Born in Brooklyn, New York, he's one of our country's most respected journalists. He holds a BA from NYU and a Master's degree from the University of Chicago.

He has worked as a reporter for a Chicago NBC affiliate, CNN, ABC, CBS Radio, and for other American news services. He's currently best known for being host of the National Public Radio show Talk of the Nation and as a senior correspondent on The NewsHour with Jim Lehrer He is a member of the National Association of Hispanic Journalists.

He's got a very serious, sincere style, yet a calm, soothing voice that makes you feel like you're talking with a friend (albeit a very smart, intellectual friend.)


I was in the Marriott in Portland, Oregon, leaving on an early morning flight back to New Jersey last October (after September 11, 2001). It's around 4:30am, and a few people who were at the conference I was at are sitting around, groggy-eyed, waiting for the airport shuttle, when a black limousine pulls up in front of the hotel. The driver gets out, has a name scribbled on a piece of paper.
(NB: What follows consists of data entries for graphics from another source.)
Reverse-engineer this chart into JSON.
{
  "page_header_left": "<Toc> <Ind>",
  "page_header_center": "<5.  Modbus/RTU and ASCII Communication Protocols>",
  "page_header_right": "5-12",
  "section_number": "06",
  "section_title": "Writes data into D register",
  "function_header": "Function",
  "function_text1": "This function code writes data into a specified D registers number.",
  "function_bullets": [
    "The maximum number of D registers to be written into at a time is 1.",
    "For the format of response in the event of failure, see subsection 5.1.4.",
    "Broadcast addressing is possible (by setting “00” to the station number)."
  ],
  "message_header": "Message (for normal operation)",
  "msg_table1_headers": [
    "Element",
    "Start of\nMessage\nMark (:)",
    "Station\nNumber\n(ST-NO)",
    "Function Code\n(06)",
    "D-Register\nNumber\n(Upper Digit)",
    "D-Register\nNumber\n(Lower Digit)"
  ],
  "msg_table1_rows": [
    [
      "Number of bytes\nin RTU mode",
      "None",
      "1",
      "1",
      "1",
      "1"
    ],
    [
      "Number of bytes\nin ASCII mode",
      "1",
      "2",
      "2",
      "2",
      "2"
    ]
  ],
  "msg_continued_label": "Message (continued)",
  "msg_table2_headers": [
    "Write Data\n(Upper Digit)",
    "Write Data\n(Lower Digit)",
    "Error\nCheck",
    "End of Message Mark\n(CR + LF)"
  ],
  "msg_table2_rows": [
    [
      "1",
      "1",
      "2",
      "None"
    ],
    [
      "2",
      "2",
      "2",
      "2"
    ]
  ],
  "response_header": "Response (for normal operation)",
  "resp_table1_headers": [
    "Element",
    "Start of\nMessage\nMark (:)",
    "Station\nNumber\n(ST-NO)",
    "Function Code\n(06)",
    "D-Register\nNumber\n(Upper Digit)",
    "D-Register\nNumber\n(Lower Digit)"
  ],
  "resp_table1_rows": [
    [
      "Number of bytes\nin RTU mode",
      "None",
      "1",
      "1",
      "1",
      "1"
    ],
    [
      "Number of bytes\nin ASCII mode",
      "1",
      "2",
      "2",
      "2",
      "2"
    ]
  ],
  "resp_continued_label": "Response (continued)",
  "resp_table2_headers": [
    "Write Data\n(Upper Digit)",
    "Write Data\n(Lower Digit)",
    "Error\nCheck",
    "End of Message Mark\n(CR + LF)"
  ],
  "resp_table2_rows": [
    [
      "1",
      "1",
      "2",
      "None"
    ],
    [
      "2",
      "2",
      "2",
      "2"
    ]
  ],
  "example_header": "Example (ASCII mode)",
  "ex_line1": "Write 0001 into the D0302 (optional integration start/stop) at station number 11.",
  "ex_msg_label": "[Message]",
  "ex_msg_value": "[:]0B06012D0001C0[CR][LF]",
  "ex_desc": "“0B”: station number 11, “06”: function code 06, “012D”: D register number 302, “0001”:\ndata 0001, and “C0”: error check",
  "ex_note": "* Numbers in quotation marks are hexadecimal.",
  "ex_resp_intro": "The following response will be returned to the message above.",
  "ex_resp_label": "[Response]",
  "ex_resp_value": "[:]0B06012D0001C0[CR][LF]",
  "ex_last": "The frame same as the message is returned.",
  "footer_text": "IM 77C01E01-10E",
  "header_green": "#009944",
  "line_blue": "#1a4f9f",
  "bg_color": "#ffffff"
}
He walks over to us, and says: "Are any of you Ray?" We look at each other, and at him, and say no quietly, with sand in our eyes.

A few minutes later, I hear the elevator doors open, and a man walks to the reception desk to check out. Suddenly an extremely familiar voice fills the lobby, a voice trained by years on the radio. The Ray that the chauffeur was looking for was Ray Suarez, also sleepily checking out of the Marriott. He checks out, walks by us, and gets into his waiting limousine. I thought about asking to share the ride, but my conscience got the better of me.

When I got to the airport many minutes later, I walked past the United ticket counter, and again spotted Mr. Suarez in line with the hundreds of people going back to Dulles Airport (I knew they weren't flying into Washington National. Just an ordinary guy in a flannel shirt, a bit shorter than I would have thought (like I'm one to talk about that), trying to get home. In the post-911 world, it seemed somehow comforting to be sharing my travel day with a journalist whose words were part of getting through it all.